Little Big singles chronology
| "A Lot of Money" (2021) | "Generation Cancellation" (2022) | "Pendejo" (2023) |

Music video
- "Generation Cancellation" on YouTube

= Generation Cancellation =

"Generation Cancellation" is a 2022 single by the Russian rave band Little Big. The song was released on 23 June 2022, in response to the 2022 Russian invasion of Ukraine, and it condemns the invasion.

== Background ==
Little Big frontman Ilya Prusikin said that the song was recorded on 25 February 2022. In March, the band left Russia for Los Angeles and shot the video for the song shortly after. Because of the post-production process, which was done by the Russian crew "who went all over the world", the release of the song was delayed.

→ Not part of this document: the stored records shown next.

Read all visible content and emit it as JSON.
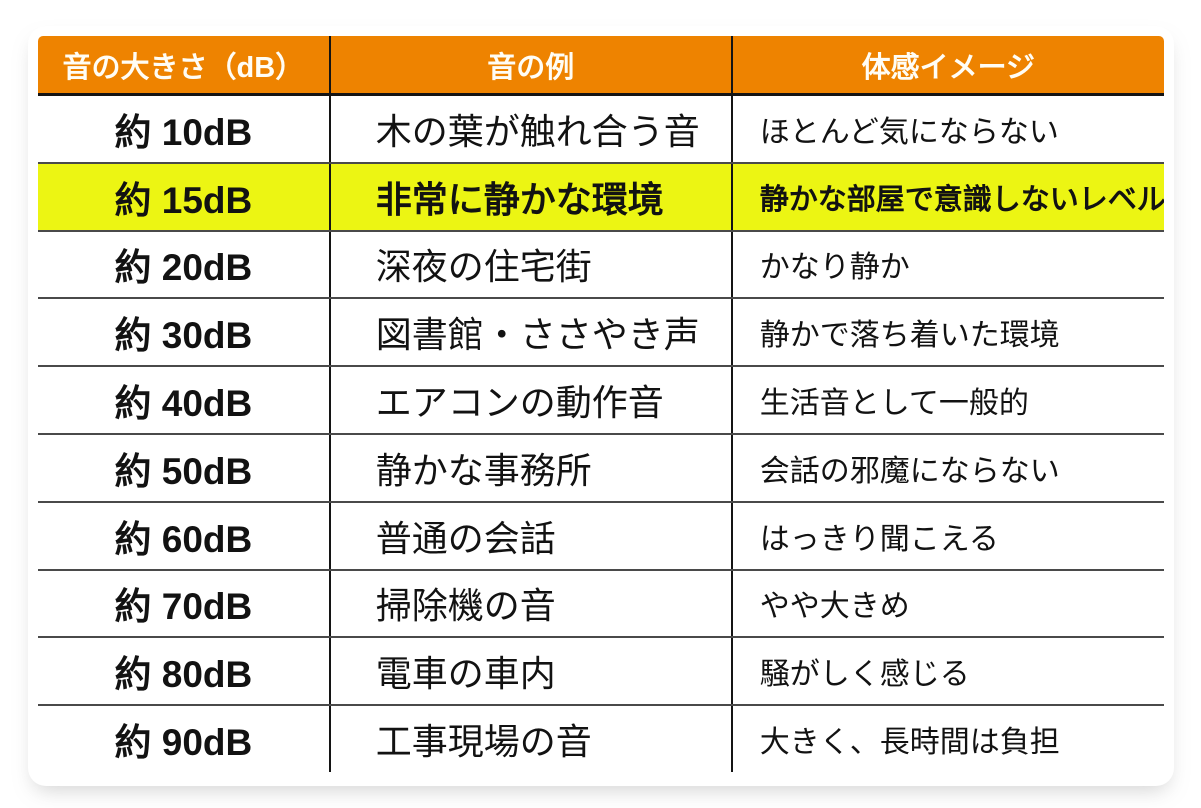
{
  "colors": {
    "page_bg": "#ffffff",
    "frame_orange": "#f1790a",
    "frame_amber": "#fbab0c",
    "frame_yellow": "#ffc60a",
    "header_bg": "#ee8300",
    "header_text": "#fffdf5",
    "highlight_bg": "#ecf513",
    "body_text": "#121212",
    "grid_line": "#4a4a4a"
  },
  "chart_data": {
    "type": "table",
    "columns": [
      "音の大きさ（dB）",
      "音の例",
      "体感イメージ"
    ],
    "rows": [
      [
        "約 10dB",
        "木の葉が触れ合う音",
        "ほとんど気にならない"
      ],
      [
        "約 15dB",
        "非常に静かな環境",
        "静かな部屋で意識しないレベル"
      ],
      [
        "約 20dB",
        "深夜の住宅街",
        "かなり静か"
      ],
      [
        "約 30dB",
        "図書館・ささやき声",
        "静かで落ち着いた環境"
      ],
      [
        "約 40dB",
        "エアコンの動作音",
        "生活音として一般的"
      ],
      [
        "約 50dB",
        "静かな事務所",
        "会話の邪魔にならない"
      ],
      [
        "約 60dB",
        "普通の会話",
        "はっきり聞こえる"
      ],
      [
        "約 70dB",
        "掃除機の音",
        "やや大きめ"
      ],
      [
        "約 80dB",
        "電車の車内",
        "騒がしく感じる"
      ],
      [
        "約 90dB",
        "工事現場の音",
        "大きく、長時間は負担"
      ]
    ],
    "highlighted_row_index": 1
  }
}
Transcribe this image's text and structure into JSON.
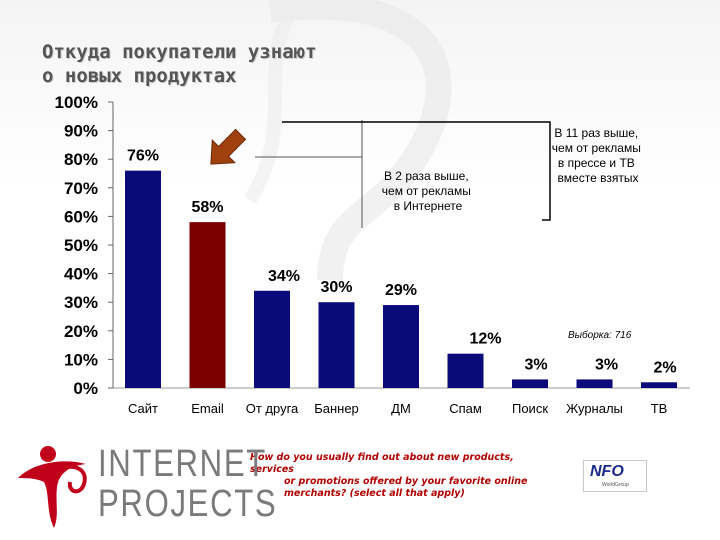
{
  "title_lines": [
    "Откуда покупатели узнают",
    "о новых продуктах"
  ],
  "chart_data": {
    "type": "bar",
    "categories": [
      "Сайт",
      "Email",
      "От друга",
      "Баннер",
      "ДМ",
      "Спам",
      "Поиск",
      "Журналы",
      "ТВ"
    ],
    "values": [
      76,
      58,
      34,
      30,
      29,
      12,
      3,
      3,
      2
    ],
    "data_labels": [
      "76%",
      "58%",
      "34%",
      "30%",
      "29%",
      "12%",
      "3%",
      "3%",
      "2%"
    ],
    "bar_colors": [
      "#0a0a7a",
      "#7a0000",
      "#0a0a7a",
      "#0a0a7a",
      "#0a0a7a",
      "#0a0a7a",
      "#0a0a7a",
      "#0a0a7a",
      "#0a0a7a"
    ],
    "ylim": [
      0,
      100
    ],
    "y_ticks": [
      "0%",
      "10%",
      "20%",
      "30%",
      "40%",
      "50%",
      "60%",
      "70%",
      "80%",
      "90%",
      "100%"
    ],
    "annotations": [
      {
        "lines": [
          "В 2 раза выше,",
          "чем от рекламы",
          "в Интернете"
        ]
      },
      {
        "lines": [
          "В 11 раз выше,",
          "чем от рекламы",
          "в прессе и ТВ",
          "вместе взятых"
        ]
      }
    ],
    "sample_note": "Выборка: 716"
  },
  "question_lines": [
    "How do you usually find out about new products, services",
    "or promotions offered by your favorite online",
    "merchants? (select all that apply)"
  ],
  "logos": {
    "internet_projects": [
      "INTERNET",
      "PROJECTS"
    ],
    "nfo": "NFO",
    "nfo_small": "WorldGroup"
  },
  "colors": {
    "bar_primary": "#0a0a7a",
    "bar_highlight": "#7a0000",
    "arrow": "#a0400e",
    "question": "#b00000"
  }
}
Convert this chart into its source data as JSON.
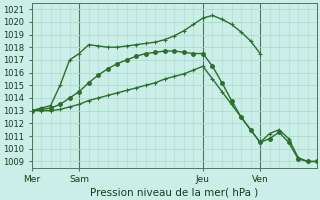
{
  "title": "Pression niveau de la mer( hPa )",
  "bg_color": "#cceee8",
  "grid_major_color": "#aaddcc",
  "grid_minor_color": "#c0e8e0",
  "line_color": "#2d6e2d",
  "ylim": [
    1008.5,
    1021.5
  ],
  "yticks": [
    1009,
    1010,
    1011,
    1012,
    1013,
    1014,
    1015,
    1016,
    1017,
    1018,
    1019,
    1020,
    1021
  ],
  "xtick_labels": [
    "Mer",
    "Sam",
    "Jeu",
    "Ven"
  ],
  "xtick_positions": [
    0,
    5,
    18,
    24
  ],
  "vline_positions": [
    0,
    5,
    18,
    24
  ],
  "xlim": [
    0,
    30
  ],
  "line1_x": [
    0,
    1,
    2,
    3,
    4,
    5,
    6,
    7,
    8,
    9,
    10,
    11,
    12,
    13,
    14,
    15,
    16,
    17,
    18,
    19,
    20,
    21,
    22,
    23,
    24
  ],
  "line1_y": [
    1013.0,
    1013.2,
    1013.4,
    1015.0,
    1017.0,
    1017.5,
    1018.2,
    1018.1,
    1018.0,
    1018.0,
    1018.1,
    1018.2,
    1018.3,
    1018.4,
    1018.6,
    1018.9,
    1019.3,
    1019.8,
    1020.3,
    1020.5,
    1020.2,
    1019.8,
    1019.2,
    1018.5,
    1017.5
  ],
  "line2_x": [
    0,
    1,
    2,
    3,
    4,
    5,
    6,
    7,
    8,
    9,
    10,
    11,
    12,
    13,
    14,
    15,
    16,
    17,
    18,
    19,
    20,
    21,
    22,
    23,
    24,
    25,
    26,
    27,
    28,
    29,
    30
  ],
  "line2_y": [
    1013.0,
    1013.0,
    1013.0,
    1013.1,
    1013.3,
    1013.5,
    1013.8,
    1014.0,
    1014.2,
    1014.4,
    1014.6,
    1014.8,
    1015.0,
    1015.2,
    1015.5,
    1015.7,
    1015.9,
    1016.2,
    1016.5,
    1015.5,
    1014.5,
    1013.5,
    1012.5,
    1011.5,
    1010.5,
    1011.2,
    1011.5,
    1010.8,
    1009.3,
    1009.0,
    1009.0
  ],
  "line3_x": [
    0,
    1,
    2,
    3,
    4,
    5,
    6,
    7,
    8,
    9,
    10,
    11,
    12,
    13,
    14,
    15,
    16,
    17,
    18,
    19,
    20,
    21,
    22,
    23,
    24,
    25,
    26,
    27,
    28,
    29,
    30
  ],
  "line3_y": [
    1013.0,
    1013.1,
    1013.2,
    1013.5,
    1014.0,
    1014.5,
    1015.2,
    1015.8,
    1016.3,
    1016.7,
    1017.0,
    1017.3,
    1017.5,
    1017.6,
    1017.7,
    1017.7,
    1017.6,
    1017.5,
    1017.5,
    1016.5,
    1015.2,
    1013.8,
    1012.5,
    1011.5,
    1010.5,
    1010.8,
    1011.3,
    1010.5,
    1009.2,
    1009.0,
    1009.0
  ]
}
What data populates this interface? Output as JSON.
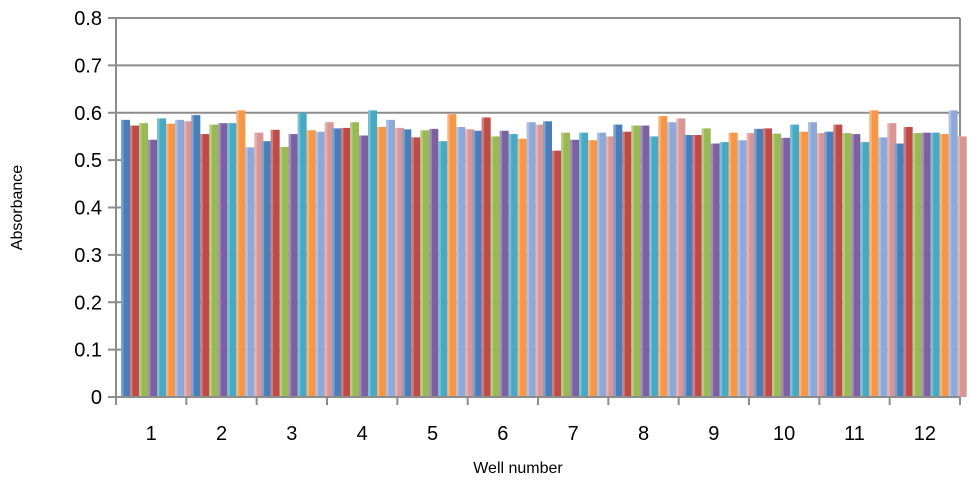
{
  "chart_data": {
    "type": "bar",
    "title": "",
    "xlabel": "Well number",
    "ylabel": "Absorbance",
    "ylim": [
      0,
      0.8
    ],
    "yticks": [
      "0",
      "0.1",
      "0.2",
      "0.3",
      "0.4",
      "0.5",
      "0.6",
      "0.7",
      "0.8"
    ],
    "categories": [
      "1",
      "2",
      "3",
      "4",
      "5",
      "6",
      "7",
      "8",
      "9",
      "10",
      "11",
      "12"
    ],
    "grid": "horizontal",
    "legend": "none",
    "colors": [
      "#4a7ebb",
      "#be4b48",
      "#98b954",
      "#7d60a0",
      "#46aac5",
      "#f79646",
      "#8ea9d9",
      "#d99694"
    ],
    "series": [
      {
        "values": [
          0.585,
          0.595,
          0.54,
          0.567,
          0.565,
          0.562,
          0.582,
          0.575,
          0.553,
          0.566,
          0.56,
          0.535
        ]
      },
      {
        "values": [
          0.573,
          0.555,
          0.564,
          0.568,
          0.548,
          0.59,
          0.52,
          0.56,
          0.553,
          0.567,
          0.575,
          0.57
        ]
      },
      {
        "values": [
          0.578,
          0.575,
          0.528,
          0.58,
          0.563,
          0.55,
          0.558,
          0.573,
          0.567,
          0.556,
          0.557,
          0.557
        ]
      },
      {
        "values": [
          0.543,
          0.578,
          0.555,
          0.552,
          0.566,
          0.562,
          0.543,
          0.573,
          0.535,
          0.547,
          0.555,
          0.558
        ]
      },
      {
        "values": [
          0.588,
          0.578,
          0.6,
          0.605,
          0.54,
          0.555,
          0.558,
          0.55,
          0.538,
          0.575,
          0.538,
          0.558
        ]
      },
      {
        "values": [
          0.577,
          0.605,
          0.563,
          0.57,
          0.597,
          0.545,
          0.542,
          0.593,
          0.558,
          0.56,
          0.605,
          0.555
        ]
      },
      {
        "values": [
          0.585,
          0.527,
          0.56,
          0.585,
          0.57,
          0.58,
          0.558,
          0.58,
          0.542,
          0.58,
          0.548,
          0.605
        ]
      },
      {
        "values": [
          0.582,
          0.558,
          0.58,
          0.568,
          0.565,
          0.575,
          0.55,
          0.588,
          0.557,
          0.557,
          0.578,
          0.55
        ]
      }
    ]
  }
}
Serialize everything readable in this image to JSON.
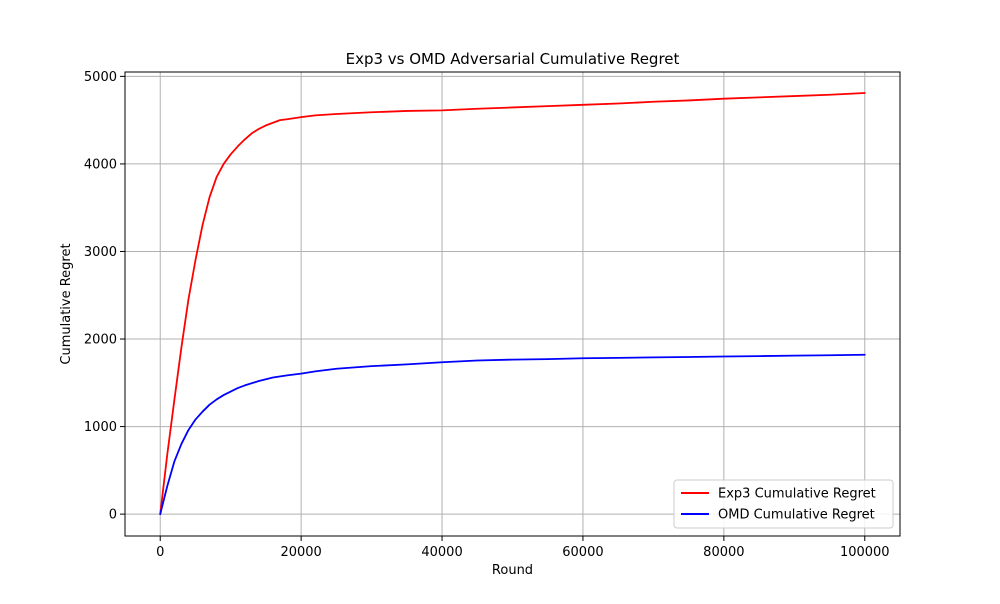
{
  "chart_data": {
    "type": "line",
    "title": "Exp3 vs OMD Adversarial Cumulative Regret",
    "xlabel": "Round",
    "ylabel": "Cumulative Regret",
    "xlim": [
      -5000,
      105000
    ],
    "ylim": [
      -250,
      5050
    ],
    "xticks": [
      0,
      20000,
      40000,
      60000,
      80000,
      100000
    ],
    "yticks": [
      0,
      1000,
      2000,
      3000,
      4000,
      5000
    ],
    "grid": true,
    "legend_position": "bottom-right",
    "series": [
      {
        "name": "Exp3 Cumulative Regret",
        "color": "#ff0000",
        "x": [
          0,
          1000,
          2000,
          3000,
          4000,
          5000,
          6000,
          7000,
          8000,
          9000,
          10000,
          11000,
          12000,
          13000,
          14000,
          15000,
          16000,
          17000,
          18000,
          20000,
          22000,
          25000,
          30000,
          35000,
          40000,
          45000,
          50000,
          55000,
          60000,
          65000,
          70000,
          75000,
          80000,
          85000,
          90000,
          95000,
          100000
        ],
        "y": [
          0,
          680,
          1300,
          1900,
          2450,
          2900,
          3300,
          3620,
          3850,
          4000,
          4110,
          4200,
          4280,
          4350,
          4400,
          4440,
          4470,
          4500,
          4510,
          4535,
          4555,
          4570,
          4590,
          4605,
          4612,
          4630,
          4645,
          4660,
          4675,
          4690,
          4710,
          4725,
          4745,
          4760,
          4775,
          4790,
          4810
        ]
      },
      {
        "name": "OMD Cumulative Regret",
        "color": "#0000ff",
        "x": [
          0,
          1000,
          2000,
          3000,
          4000,
          5000,
          6000,
          7000,
          8000,
          9000,
          10000,
          11000,
          12000,
          14000,
          16000,
          18000,
          20000,
          22000,
          25000,
          30000,
          35000,
          40000,
          45000,
          50000,
          55000,
          60000,
          65000,
          70000,
          75000,
          80000,
          85000,
          90000,
          95000,
          100000
        ],
        "y": [
          0,
          320,
          600,
          800,
          960,
          1080,
          1170,
          1250,
          1310,
          1360,
          1400,
          1440,
          1470,
          1520,
          1560,
          1585,
          1605,
          1630,
          1660,
          1690,
          1710,
          1735,
          1755,
          1765,
          1770,
          1780,
          1785,
          1790,
          1795,
          1800,
          1805,
          1810,
          1815,
          1820
        ]
      }
    ]
  }
}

"Generation Cancellation" was released on 23 June 2022. In previous interviews, Prusikin criticized the 2022 Russian invasion of Ukraine, stating "We adore our country, but we completely disagree with the war in Ukraine, moreover, we believe that any war is unacceptable." The band also announced that they had left the country and relocated to Los Angeles, stating that "we are so disgusted by the Russian military propaganda machine that we decided to drop everything and leave the country."

== Composition ==
The song is described as an "aggressive hard rock" song with a few lyrics, mentioning how the younger generations, mostly generation Z in Russia, are facing a new, war mongered civilization. According to William Lee Adams, editor of Eurovision Song Contest fansite Wiwibloggs, the lyrics "clearly express the helplessness that many opposed to the war feel."

== Music video ==
Along with the song's release, a music video was released on Little Big's YouTube channel. The video makes references to major political leaders portrayed by David Alan Graf and Sam H. Clauder II; and shows the destruction brought by the Russian army. In the video, the video first shows an evil political figure, who is kept alive with an IV tube filled with crude oil, using soldiers (Howard Campbell, Andriy Zozulya, Qi Gu and George De Sclar) as chess pieces for the invasion, and giving a child (Ivan Logut) a hot dog with a missile. Later, a news anchorman (Christopher Matthew Spencer) is shown broadcasting with the graphic "FAKE NEWS". The camera is then moved to show the anchorman sitting a toilet, to show that they are "full of shit". In the last scene, a security guard (Neil Stephens), shown as a priest of the Russian orthodox church, is shown "blessing" someone (Jordan Reed) with a cross made of a baton.

== Critical reception ==
In response to the song, Iosif Prigozhin, a Russian music producer, called for the revocation of the citizenship of the members of Little Big, stating that "people who are poorly educated have moved to the United States, [thinking that it's] ‘the most peaceful state in the world,’ and they are trying to talk about pacifism through their videos. [Meanwhile], I'm not afraid of this word." He later claimed that "the West is engaged in the genocide of our people."